Tüm bunların dışında şunu da bilmeliyiz ki çocuklar sadece bizi gözlemlemezler, tüm dünyayı gözlemlerler. Televizyonda izledikleri, arkadaşları, öğretmenleri, izlediği videolar, içinde bulunduğu dönemin ve toplumsal yapının getirdiği beklentiler, bunların hepsi çocuğun şekillenmesinde rol oynar yani çocuğumuzu sadece biz şekillendirmeyiz. Bu nedenle her şeyi kontrol etmeye çalışmak gerçekten problemdir.
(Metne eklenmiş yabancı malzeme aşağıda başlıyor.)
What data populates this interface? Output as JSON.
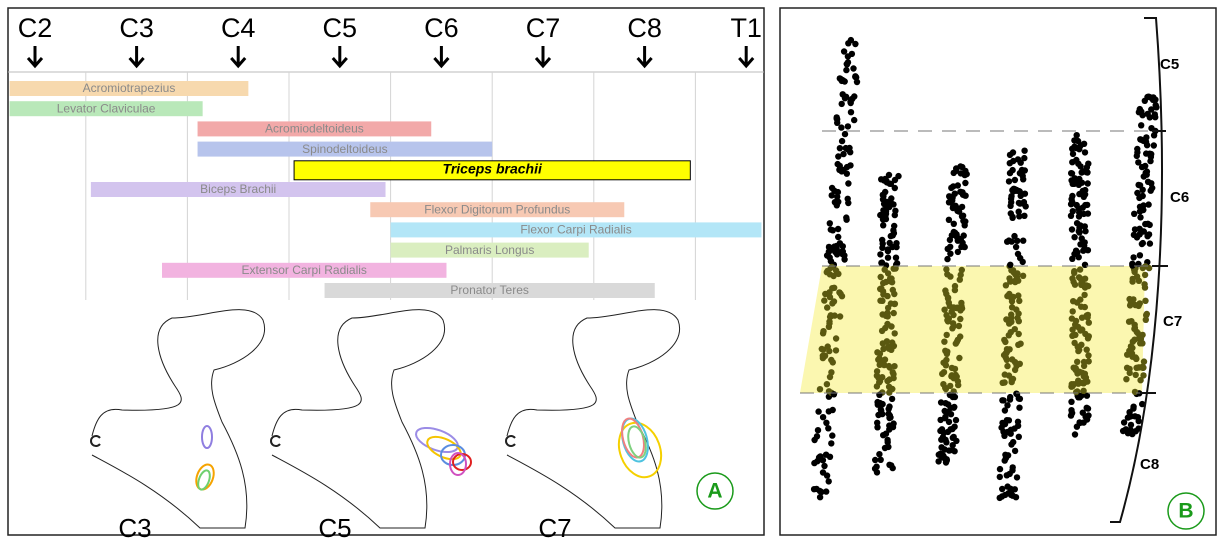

Hem bizi hem de çevremizdekileri yorar. Evdeki sevgi dolu atmosfer çocuğun iyi yetişmesi için önemlidir ancak bunun yine de her şeyi tek başına çözeceğini söyleyemeyiz. Çevrede çocuğu etkileyen çok sayıda faktör söz konusudur. Her şeyi kontrol edemezsiniz, dolayısıyla da her zaman her şeyin istediğimiz şekilde olacağını da söyleyemeyiz. Tüm yapmamız gereken ve bizim sorumlu olduğumuz; elimizden gelenin en iyisini yapmaya çalışmaktır.
(24.03.2019- Gelişimin Gücü Blogspotta yayınlanmıştır)
…………..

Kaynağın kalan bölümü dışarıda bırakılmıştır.